Yes, I used an obscure Dumb and Dumber reference when Lloyd asks Mary (ironic) if there was a chance they would get together. Well, I asked her folks. I gathered all my courage, fearing it’d be the last time I would talk to her and…and through all the flirting and the everything she did, I was wrong. Or maybe…well, that’s what this little post is about. People who send mix signals, and in the end, say “sorry”. And it just so happens that I just came out of this situation and was inspired to share my story.

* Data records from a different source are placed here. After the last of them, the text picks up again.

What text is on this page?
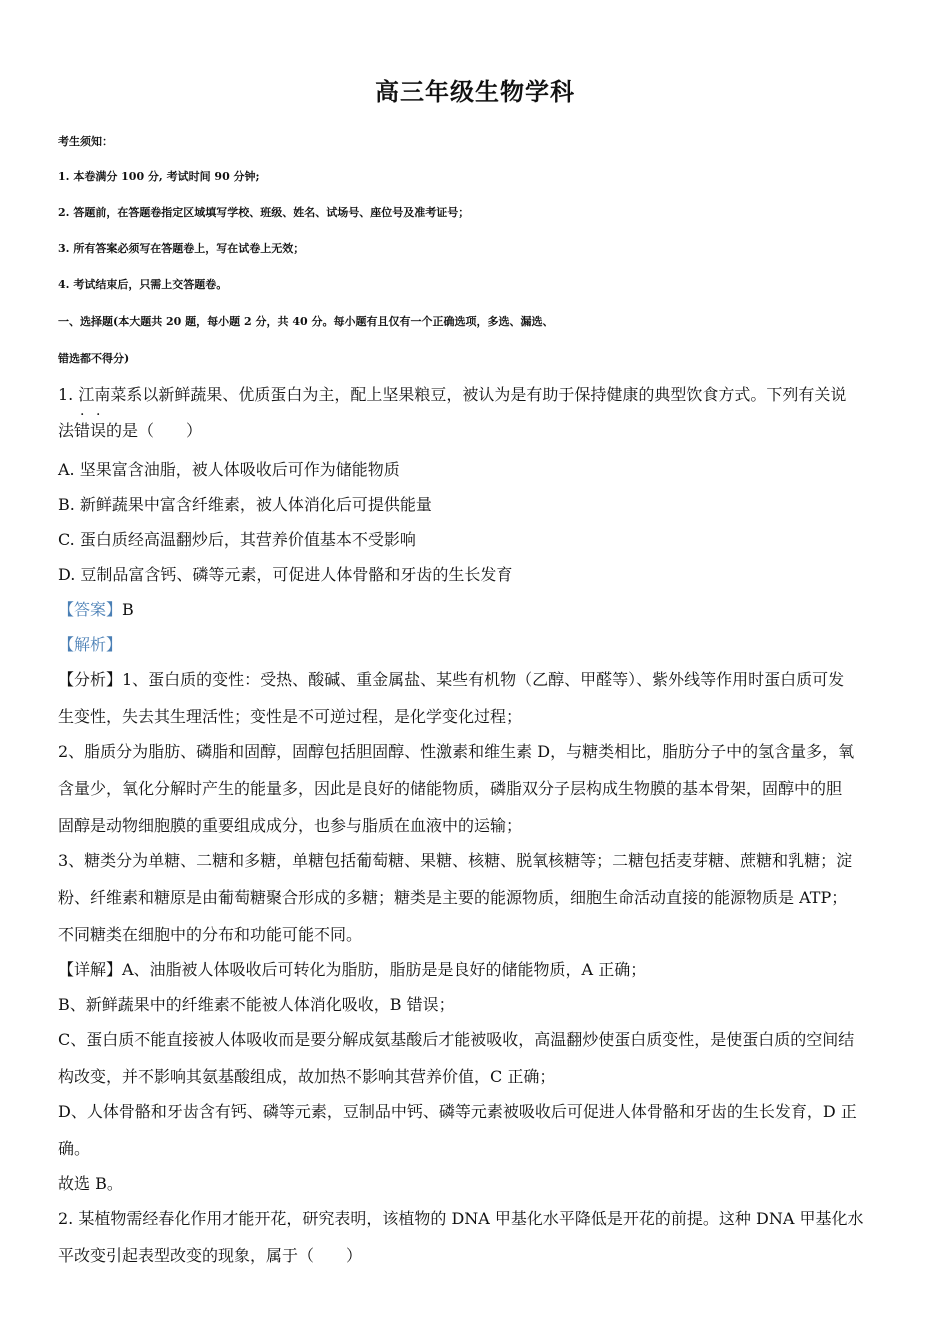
高三年级生物学科
考生须知：
1. 本卷满分 100 分, 考试时间 90 分钟;
2. 答题前，在答题卷指定区域填写学校、班级、姓名、试场号、座位号及准考证号；
3. 所有答案必须写在答题卷上，写在试卷上无效；
4. 考试结束后，只需上交答题卷。
一、选择题(本大题共 20 题，每小题 2 分，共 40 分。每小题有且仅有一个正确选项，多选、漏选、
错选都不得分)
1. 江南菜系以新鲜蔬果、优质蛋白为主，配上坚果粮豆，被认为是有助于保持健康的典型饮食方式。下列有关说
法错误的是（　　）
· ·
A. 坚果富含油脂，被人体吸收后可作为储能物质
B. 新鲜蔬果中富含纤维素，被人体消化后可提供能量
C. 蛋白质经高温翻炒后，其营养价值基本不受影响
D. 豆制品富含钙、磷等元素，可促进人体骨骼和牙齿的生长发育
【答案】B
【解析】
【分析】1、蛋白质的变性：受热、酸碱、重金属盐、某些有机物（乙醇、甲醛等）、紫外线等作用时蛋白质可发
生变性，失去其生理活性；变性是不可逆过程，是化学变化过程；
2、脂质分为脂肪、磷脂和固醇，固醇包括胆固醇、性激素和维生素 D，与糖类相比，脂肪分子中的氢含量多，氧
含量少，氧化分解时产生的能量多，因此是良好的储能物质，磷脂双分子层构成生物膜的基本骨架，固醇中的胆
固醇是动物细胞膜的重要组成成分，也参与脂质在血液中的运输；
3、糖类分为单糖、二糖和多糖，单糖包括葡萄糖、果糖、核糖、脱氧核糖等；二糖包括麦芽糖、蔗糖和乳糖；淀
粉、纤维素和糖原是由葡萄糖聚合形成的多糖；糖类是主要的能源物质，细胞生命活动直接的能源物质是 ATP；
不同糖类在细胞中的分布和功能可能不同。
【详解】A、油脂被人体吸收后可转化为脂肪，脂肪是是良好的储能物质，A 正确；
B、新鲜蔬果中的纤维素不能被人体消化吸收，B 错误；
C、蛋白质不能直接被人体吸收而是要分解成氨基酸后才能被吸收，高温翻炒使蛋白质变性，是使蛋白质的空间结
构改变，并不影响其氨基酸组成，故加热不影响其营养价值，C 正确；
D、人体骨骼和牙齿含有钙、磷等元素，豆制品中钙、磷等元素被吸收后可促进人体骨骼和牙齿的生长发育，D 正
确。
故选 B。
2. 某植物需经春化作用才能开花，研究表明，该植物的 DNA 甲基化水平降低是开花的前提。这种 DNA 甲基化水
平改变引起表型改变的现象，属于（　　）
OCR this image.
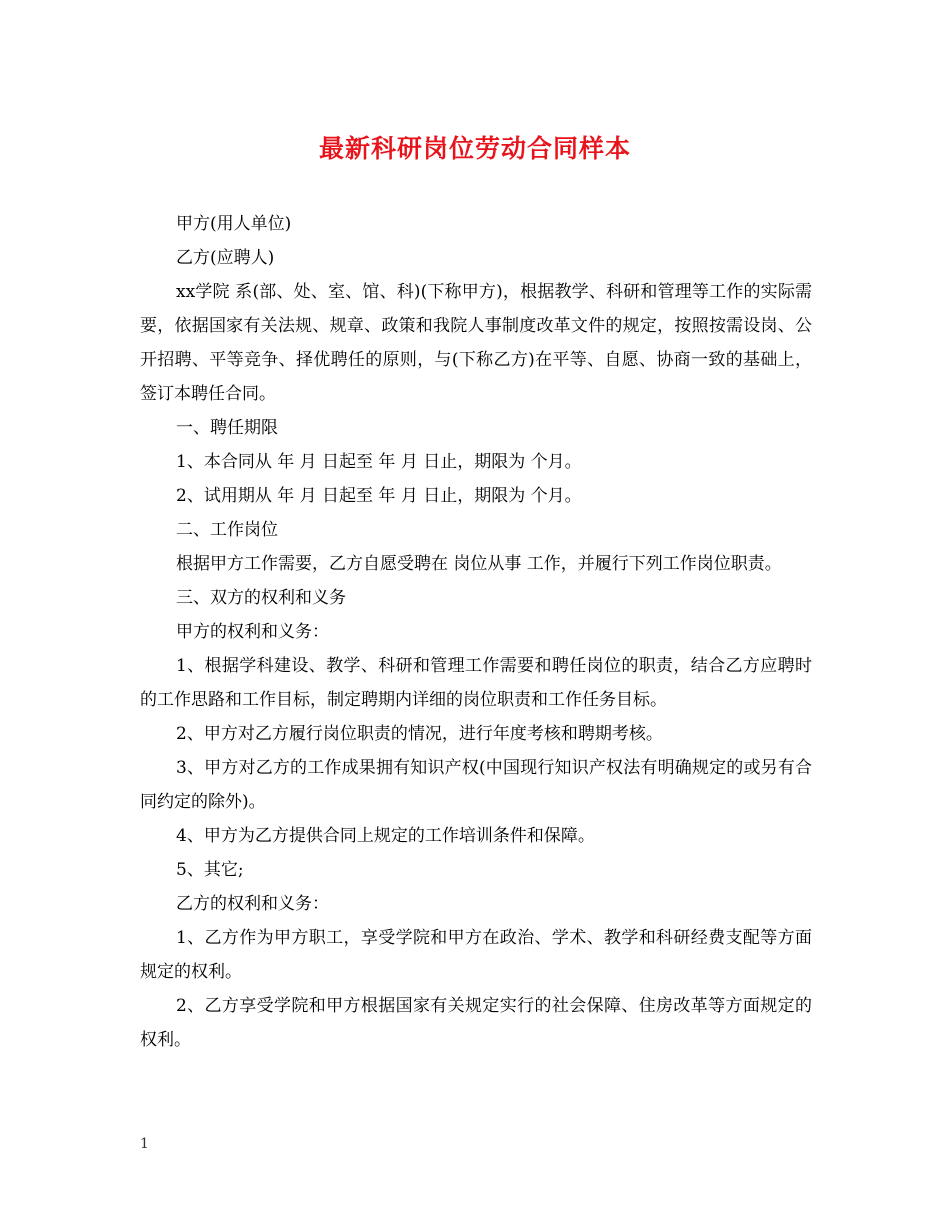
最新科研岗位劳动合同样本

甲方(用人单位)

乙方(应聘人)

xx学院 系(部、处、室、馆、科)(下称甲方)，根据教学、科研和管理等工作的实际需要，依据国家有关法规、规章、政策和我院人事制度改革文件的规定，按照按需设岗、公开招聘、平等竞争、择优聘任的原则，与(下称乙方)在平等、自愿、协商一致的基础上，签订本聘任合同。

一、聘任期限

1、本合同从 年 月 日起至 年 月 日止，期限为 个月。

2、试用期从 年 月 日起至 年 月 日止，期限为 个月。

二、工作岗位

根据甲方工作需要，乙方自愿受聘在 岗位从事 工作，并履行下列工作岗位职责。

三、双方的权利和义务

甲方的权利和义务：

1、根据学科建设、教学、科研和管理工作需要和聘任岗位的职责，结合乙方应聘时的工作思路和工作目标，制定聘期内详细的岗位职责和工作任务目标。

2、甲方对乙方履行岗位职责的情况，进行年度考核和聘期考核。

3、甲方对乙方的工作成果拥有知识产权(中国现行知识产权法有明确规定的或另有合同约定的除外)。

4、甲方为乙方提供合同上规定的工作培训条件和保障。

5、其它;

乙方的权利和义务：

1、乙方作为甲方职工，享受学院和甲方在政治、学术、教学和科研经费支配等方面规定的权利。

2、乙方享受学院和甲方根据国家有关规定实行的社会保障、住房改革等方面规定的权利。

1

Take what you will from this, but what I put on here is from an open minded perspective and I hope you’ll be open minded when I talk about my encounter. So after months of getting to know this lovely, young woman who is a talented singer and an all around blast to talk with, she ends up telling me that she has no interest in me at all. Were there signs that she wasn’t interested? Well, in retrospect, I don’t think so. As a matter of fact, she treated me in a way that gave me the wrong impression. Maybe she was simply being polite, and not hurt my feelings. But I couldn’t have misread all her signals, as she was pretty straightforward most of the time. I also think that blunt attitude is a definite plus for anyone. Why beat around the bush when you can flat out say what you think?

At some point I concluded that she was sending mixed signals. I thought for a very long time she was interested. The way she talked with me, the way she looked at me, and the way she laughed were all indicative of someone who liked me in some way. I thought it was pretty obvious, just by the attention alone.

After the disappointing response today to, possibly, my last time talking with her, I realized, no matter how much I had in common with her and no matter how much I felt a connection to her, it wasn’t my personality or who I was or anything of that nature that keeps me from even becoming her friend. It was the fact that I was interested in her. The opportunity to make a friend, was thwarted by my infatuation. Despite being disappointed, I understand. I mistook attention for something else. But I guess in the grand scheme of things, as Lloyd says, “…there’s a chance…”

Who knows what the future holds for anyone, who knows what can blossom from a chance encounter? All I know is, is that anything is possible. The good become bad, the bad become good, and the people you meet…well, the possibilities are endless. Keep your head up, and your mind open, because out there, there’s someone worthwhile, whether they be in the distance or under your nose. For as someone I used to hold dearly once said, “Life moves on.” So don’t stand still.